When I was preparing the project in Santiago, Chile, one of the women who worked at the Museo told me she was very happy on that one particular day, because they found, she told me, a little finger bone that belonged to her husband’s hand. Now, she said with a smile, I can finally have a funeral for him, after all those years of searching. Her smile was something I will never forget. 

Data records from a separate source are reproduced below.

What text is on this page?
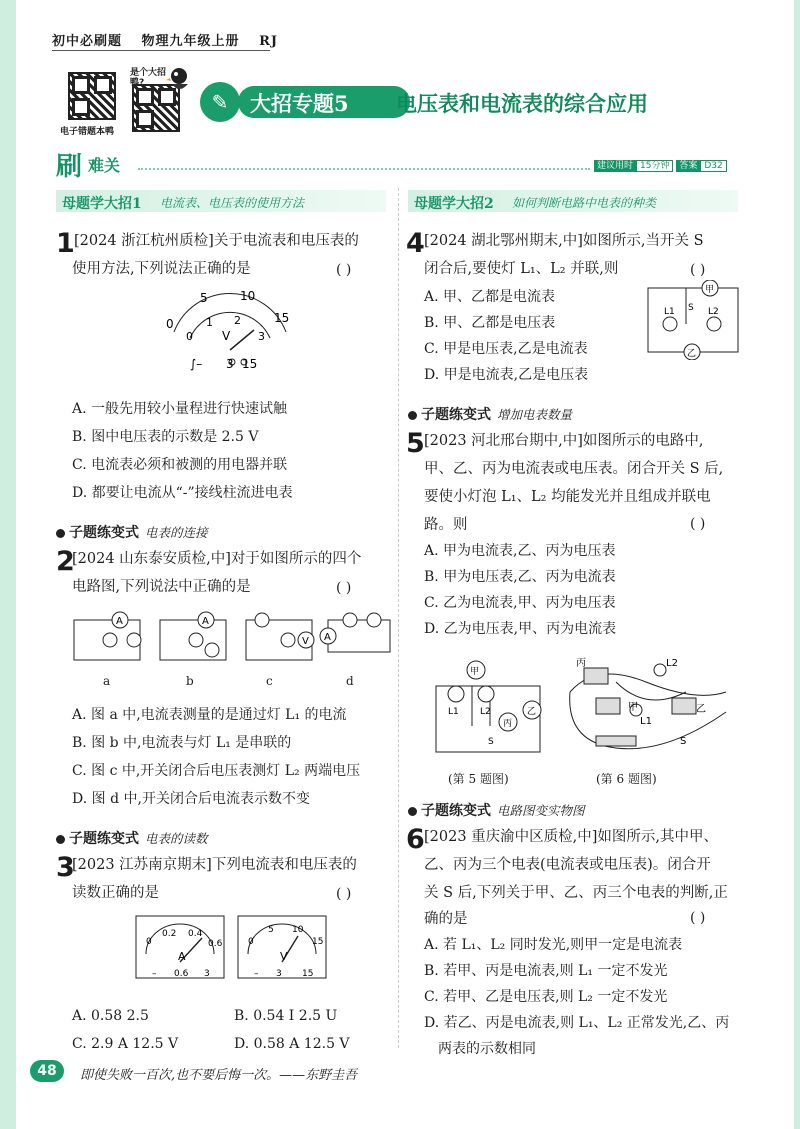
初中必刷题 物理九年级上册 RJ
电子错题本鸭
是个大招鸭?
✎	大招专题5 电压表和电流表的综合应用
刷 难关	建议用时 15分钟 答案 D32
母题学大招1 电流表、电压表的使用方法
1 [2024 浙江杭州质检]关于电流表和电压表的
使用方法,下列说法正确的是	( )
0
5	10
15
0
1 2
3
V
∫– 3 15
A. 一般先用较小量程进行快速试触
B. 图中电压表的示数是 2.5 V
C. 电流表必须和被测的用电器并联
D. 都要让电流从“-”接线柱流进电表
子题练变式 电表的连接
2
[2024 山东泰安质检,中]对于如图所示的四个
电路图,下列说法中正确的是	( )
A	A
V A
a	b	c	d
A. 图 a 中,电流表测量的是通过灯 L₁ 的电流
B. 图 b 中,电流表与灯 L₁ 是串联的
C. 图 c 中,开关闭合后电压表测灯 L₂ 两端电压
D. 图 d 中,开关闭合后电流表示数不变
子题练变式 电表的读数
3
[2023 江苏南京期末]下列电流表和电压表的
读数正确的是	( )
0
0.2 0.4
0.6
A
0
5 10
15
V
– 0.6 3	– 3 15
A. 0.58 2.5	B. 0.54 I 2.5 U
C. 2.9 A 12.5 V	D. 0.58 A 12.5 V
母题学大招2 如何判断电路中电表的种类
4 [2024 湖北鄂州期末,中]如图所示,当开关 S
闭合后,要使灯 L₁、L₂ 并联,则	( )
A. 甲、乙都是电流表
B. 甲、乙都是电压表
C. 甲是电压表,乙是电流表
D. 甲是电流表,乙是电压表
甲
乙
L1	L2
S
子题练变式 增加电表数量
5 [2023 河北邢台期中,中]如图所示的电路中,
甲、乙、丙为电流表或电压表。闭合开关 S 后,
要使小灯泡 L₁、L₂ 均能发光并且组成并联电
路。则	( )
A. 甲为电流表,乙、丙为电压表
B. 甲为电压表,乙、丙为电流表
C. 乙为电流表,甲、丙为电压表
D. 乙为电压表,甲、丙为电流表
甲
乙
丙
L1 L2
S
(第 5 题图)
丙
甲	乙
L2
L1
S
(第 6 题图)
子题练变式 电路图变实物图
6 [2023 重庆渝中区质检,中]如图所示,其中甲、
乙、丙为三个电表(电流表或电压表)。闭合开
关 S 后,下列关于甲、乙、丙三个电表的判断,正
确的是	( )
A. 若 L₁、L₂ 同时发光,则甲一定是电流表
B. 若甲、丙是电流表,则 L₁ 一定不发光
C. 若甲、乙是电压表,则 L₂ 一定不发光
D. 若乙、丙是电流表,则 L₁、L₂ 正常发光,乙、丙
两表的示数相同
48	即使失败一百次,也不要后悔一次。——东野圭吾
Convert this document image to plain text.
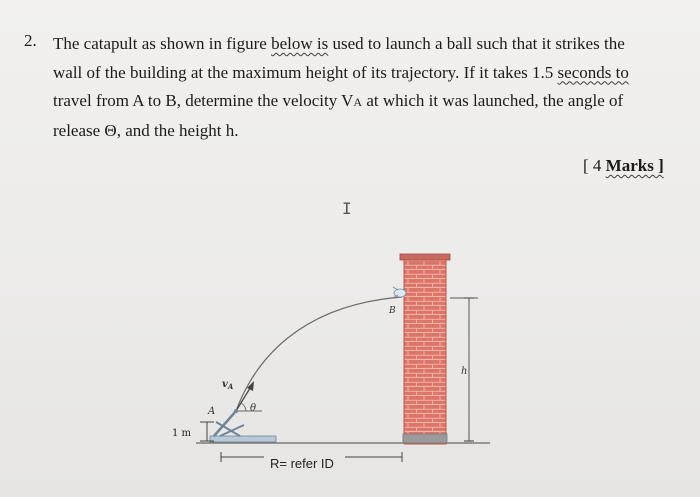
2. The catapult as shown in figure below is used to launch a ball such that it strikes the
wall of the building at the maximum height of its trajectory. If it takes 1.5 seconds to
travel from A to B, determine the velocity VA at which it was launched, the angle of
release Θ, and the height h.
[ 4 Marks ]
I
h
B
$v_A$
θ
A
1 m
R= refer ID
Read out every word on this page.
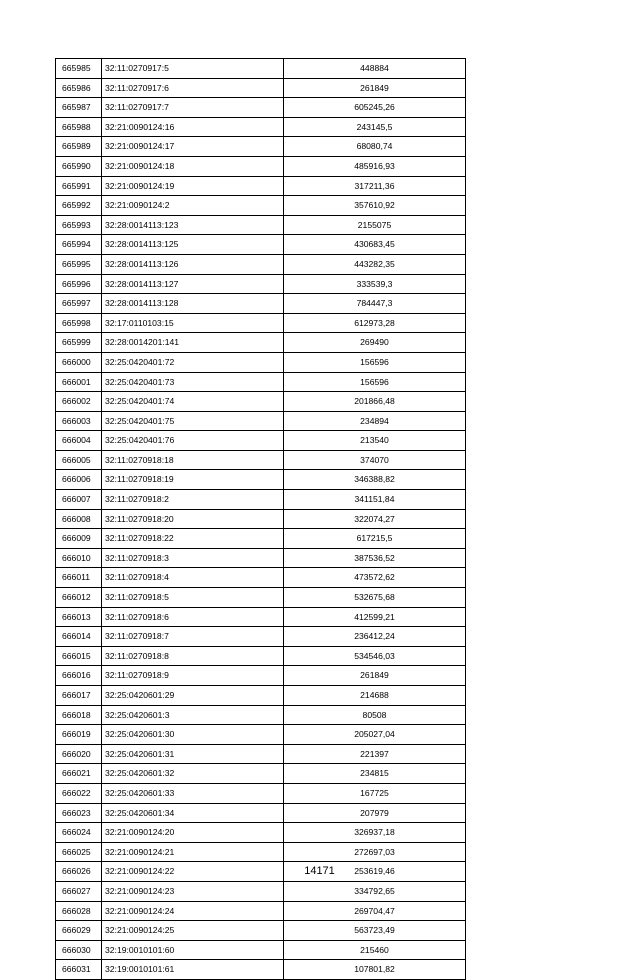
665985	32:11:0270917:5	448884
665986	32:11:0270917:6	261849
665987	32:11:0270917:7	605245,26
665988	32:21:0090124:16	243145,5
665989	32:21:0090124:17	68080,74
665990	32:21:0090124:18	485916,93
665991	32:21:0090124:19	317211,36
665992	32:21:0090124:2	357610,92
665993	32:28:0014113:123	2155075
665994	32:28:0014113:125	430683,45
665995	32:28:0014113:126	443282,35
665996	32:28:0014113:127	333539,3
665997	32:28:0014113:128	784447,3
665998	32:17:0110103:15	612973,28
665999	32:28:0014201:141	269490
666000	32:25:0420401:72	156596
666001	32:25:0420401:73	156596
666002	32:25:0420401:74	201866,48
666003	32:25:0420401:75	234894
666004	32:25:0420401:76	213540
666005	32:11:0270918:18	374070
666006	32:11:0270918:19	346388,82
666007	32:11:0270918:2	341151,84
666008	32:11:0270918:20	322074,27
666009	32:11:0270918:22	617215,5
666010	32:11:0270918:3	387536,52
666011	32:11:0270918:4	473572,62
666012	32:11:0270918:5	532675,68
666013	32:11:0270918:6	412599,21
666014	32:11:0270918:7	236412,24
666015	32:11:0270918:8	534546,03
666016	32:11:0270918:9	261849
666017	32:25:0420601:29	214688
666018	32:25:0420601:3	80508
666019	32:25:0420601:30	205027,04
666020	32:25:0420601:31	221397
666021	32:25:0420601:32	234815
666022	32:25:0420601:33	167725
666023	32:25:0420601:34	207979
666024	32:21:0090124:20	326937,18
666025	32:21:0090124:21	272697,03
666026	32:21:0090124:22	253619,46
666027	32:21:0090124:23	334792,65
666028	32:21:0090124:24	269704,47
666029	32:21:0090124:25	563723,49
666030	32:19:0010101:60	215460
666031	32:19:0010101:61	107801,82
14171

On Nov 23, 2014, at 12:43 AM, Ana Valdes <agora158 at gmail.com> wrote:

> ----------empyre- soft-skinned space----------------------
> The Mothers of May started to walk round the plaza de Mayo, in Buenos Aires, silent, with huckles in their heads, carrying posters with the images of their missing children. It was in the 70:s. More than 30000 people dissapeared in Argentina and Uruguay. Many were buried alive. Many were drugged and thrown from airplanes to río de la Plata. 
> We are still finding old bones in hidden graves. 
> Ana
> Enviado desde Samsung Mobile
> -------- Mensaje original --------
> De: Murat Nemet-Nejat 
> Fecha:23/11/2014 02:42 (GMT-03:00) 
> A: christina.spiesel at yale.edu,soft_skinned_space 
> Asunto: Re: [-empyre-] introducing week 3 
> Perhaps the most powerful form of symbolic space is the plaza, from Tienanmen Square to Tahir Square to Maidan (which is a Turkish word) to Damascus to Taksim Square in Istanbul, to cite a few relatively recent examples, the symbolic action most feared by governments. I wrote a poem about thirty years ago "Fatima's Winter" exactly on the idea of the square (attached to a tool) as a potentially revolutionary space. Participants to our dialogue at Empyre may be interested in it. Though published, the poem is not on line. I don't know whether I can include it within the the post or attach is as a document. The poem is a few pages.